それ故,合格発表の日は朝からネットで何度も何度もアクセスし,自分の番号を発見した時の喜びは,心の中で叫んでいました,「やった」の一言でした。久しぶりの感激を味わえました,仕事に関連するものの,また違った一つの達成感です。
ところが,お客様の反応は,DTPエキスパートの認知度が低いせいか,それって何の資格ですかとか無関心の方もいらっしゃいます。ただ,パソコンの普及率から考えますとさすがにDTPという言葉も浸透しています。なかには,制度のことをご存じの方もいらっしゃり「けっこう難しい資格もっているな」と。私は今回,自分自身を追い込む意味でも,お客様も含めけっこう多くの方に自分が受験することやこの制度のことを話しました。自分にプレッシャーを掛けるとともにいろいろな方々にDTPエキスパートのことを知ってもらおうと,語り掛けました。DTPエキスパートに関心のある方は少なかったものの,デジタル知識を求められている方は多いなと感じました。われわれ印刷業に携わるものがリードしていかなくてはならないのではと感じました。

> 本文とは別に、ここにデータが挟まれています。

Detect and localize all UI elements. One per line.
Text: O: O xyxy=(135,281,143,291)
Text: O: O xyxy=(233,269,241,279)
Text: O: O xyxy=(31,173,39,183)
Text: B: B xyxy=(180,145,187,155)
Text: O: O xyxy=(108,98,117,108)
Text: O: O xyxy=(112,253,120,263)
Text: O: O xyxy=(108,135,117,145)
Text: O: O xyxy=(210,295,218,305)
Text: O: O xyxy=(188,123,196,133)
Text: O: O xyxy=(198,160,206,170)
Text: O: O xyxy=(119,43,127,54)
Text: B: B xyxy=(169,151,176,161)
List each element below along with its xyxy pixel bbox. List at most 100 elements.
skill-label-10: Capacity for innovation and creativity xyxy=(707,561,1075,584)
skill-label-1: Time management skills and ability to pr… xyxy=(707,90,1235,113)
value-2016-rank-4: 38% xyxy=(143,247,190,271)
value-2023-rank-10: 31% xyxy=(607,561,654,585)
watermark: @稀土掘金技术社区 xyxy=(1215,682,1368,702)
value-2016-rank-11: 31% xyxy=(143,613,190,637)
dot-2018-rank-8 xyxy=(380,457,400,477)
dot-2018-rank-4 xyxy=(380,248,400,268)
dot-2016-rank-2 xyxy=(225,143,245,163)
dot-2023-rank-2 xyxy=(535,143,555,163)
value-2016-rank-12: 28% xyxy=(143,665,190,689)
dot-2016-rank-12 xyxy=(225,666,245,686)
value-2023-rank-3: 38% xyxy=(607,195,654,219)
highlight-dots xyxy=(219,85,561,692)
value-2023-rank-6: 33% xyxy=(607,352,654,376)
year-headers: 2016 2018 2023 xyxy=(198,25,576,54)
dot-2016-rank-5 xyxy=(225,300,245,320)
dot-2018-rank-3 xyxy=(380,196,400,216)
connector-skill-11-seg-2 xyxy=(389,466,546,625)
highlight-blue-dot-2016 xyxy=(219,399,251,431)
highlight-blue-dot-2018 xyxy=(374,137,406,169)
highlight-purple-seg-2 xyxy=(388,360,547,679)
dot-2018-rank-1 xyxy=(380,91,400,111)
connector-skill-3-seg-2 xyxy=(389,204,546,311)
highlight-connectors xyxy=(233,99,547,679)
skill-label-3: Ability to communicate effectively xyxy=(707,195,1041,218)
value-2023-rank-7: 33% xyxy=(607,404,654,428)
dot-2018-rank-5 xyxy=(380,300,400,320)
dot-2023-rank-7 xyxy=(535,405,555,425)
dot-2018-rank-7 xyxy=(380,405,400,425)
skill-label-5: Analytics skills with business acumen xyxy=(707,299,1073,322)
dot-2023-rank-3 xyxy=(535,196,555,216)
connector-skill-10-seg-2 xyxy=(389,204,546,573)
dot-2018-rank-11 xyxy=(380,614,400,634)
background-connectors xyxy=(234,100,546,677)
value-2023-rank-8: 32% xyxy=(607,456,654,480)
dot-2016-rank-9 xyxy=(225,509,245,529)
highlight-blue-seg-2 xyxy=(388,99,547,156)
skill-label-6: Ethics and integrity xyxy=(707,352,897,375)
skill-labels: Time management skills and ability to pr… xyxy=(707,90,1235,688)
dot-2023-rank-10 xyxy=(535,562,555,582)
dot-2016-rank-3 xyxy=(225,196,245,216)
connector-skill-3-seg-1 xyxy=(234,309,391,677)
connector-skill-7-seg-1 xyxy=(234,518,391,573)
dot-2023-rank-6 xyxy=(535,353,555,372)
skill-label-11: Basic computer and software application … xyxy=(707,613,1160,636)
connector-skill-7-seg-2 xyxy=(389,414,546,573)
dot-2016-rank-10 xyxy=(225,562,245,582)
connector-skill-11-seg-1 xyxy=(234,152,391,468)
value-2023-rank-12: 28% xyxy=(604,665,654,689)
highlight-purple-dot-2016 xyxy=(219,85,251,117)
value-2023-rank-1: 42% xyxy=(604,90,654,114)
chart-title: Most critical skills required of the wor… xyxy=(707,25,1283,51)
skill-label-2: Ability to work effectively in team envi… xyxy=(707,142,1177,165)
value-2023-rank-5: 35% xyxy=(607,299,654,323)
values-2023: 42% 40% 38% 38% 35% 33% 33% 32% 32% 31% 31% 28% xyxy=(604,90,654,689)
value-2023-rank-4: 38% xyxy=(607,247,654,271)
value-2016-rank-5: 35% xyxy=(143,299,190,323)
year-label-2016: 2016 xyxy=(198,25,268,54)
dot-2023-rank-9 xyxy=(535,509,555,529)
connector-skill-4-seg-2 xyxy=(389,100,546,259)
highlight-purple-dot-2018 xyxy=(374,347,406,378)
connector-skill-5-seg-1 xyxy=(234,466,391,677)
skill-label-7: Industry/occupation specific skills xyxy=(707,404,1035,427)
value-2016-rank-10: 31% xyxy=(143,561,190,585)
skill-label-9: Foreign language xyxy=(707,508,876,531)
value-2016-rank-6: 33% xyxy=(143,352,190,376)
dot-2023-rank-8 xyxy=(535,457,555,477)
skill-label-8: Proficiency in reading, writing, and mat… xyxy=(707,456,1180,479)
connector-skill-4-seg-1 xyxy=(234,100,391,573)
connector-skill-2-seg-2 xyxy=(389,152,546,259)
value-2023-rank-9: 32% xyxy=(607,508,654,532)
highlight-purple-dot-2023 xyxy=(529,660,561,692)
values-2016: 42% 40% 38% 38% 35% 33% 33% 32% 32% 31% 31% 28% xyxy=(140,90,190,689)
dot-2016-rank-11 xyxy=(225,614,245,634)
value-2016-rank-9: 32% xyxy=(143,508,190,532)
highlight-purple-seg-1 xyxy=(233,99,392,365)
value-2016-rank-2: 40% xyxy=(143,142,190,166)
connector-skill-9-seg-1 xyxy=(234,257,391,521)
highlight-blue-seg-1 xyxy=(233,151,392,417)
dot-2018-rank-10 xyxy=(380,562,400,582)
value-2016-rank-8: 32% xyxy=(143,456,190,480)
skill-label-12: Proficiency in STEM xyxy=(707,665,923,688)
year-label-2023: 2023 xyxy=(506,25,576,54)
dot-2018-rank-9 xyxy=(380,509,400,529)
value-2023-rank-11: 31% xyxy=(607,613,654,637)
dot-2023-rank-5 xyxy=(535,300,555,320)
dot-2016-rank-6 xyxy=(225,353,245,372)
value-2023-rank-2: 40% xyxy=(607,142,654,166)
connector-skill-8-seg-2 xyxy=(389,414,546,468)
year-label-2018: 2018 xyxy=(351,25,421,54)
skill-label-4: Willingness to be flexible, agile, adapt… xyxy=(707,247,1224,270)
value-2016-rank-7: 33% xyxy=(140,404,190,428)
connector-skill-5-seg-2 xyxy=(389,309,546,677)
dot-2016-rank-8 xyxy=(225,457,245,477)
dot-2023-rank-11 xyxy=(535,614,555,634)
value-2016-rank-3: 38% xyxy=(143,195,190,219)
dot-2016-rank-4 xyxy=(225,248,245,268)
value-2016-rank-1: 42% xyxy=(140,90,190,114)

今,印刷業はデジタル化の流れの中で業態変革を迫られています。変革するための7Keysの中に営業戦略・生産戦略・IT基盤整備にデジタル化が当然含まれており,DTPエキスパートの資格をもつ人材が多いほど社内改革を進められ強い体質の会社を作れると確信しています。強い会社を作る人材に自己改革するために,自らを変革するためにもチャレンジされるのもよいのではないでしょうか。
(JAGAT info 2006年2月号)
※本記事の内容は、2006年2月掲載当時のものです。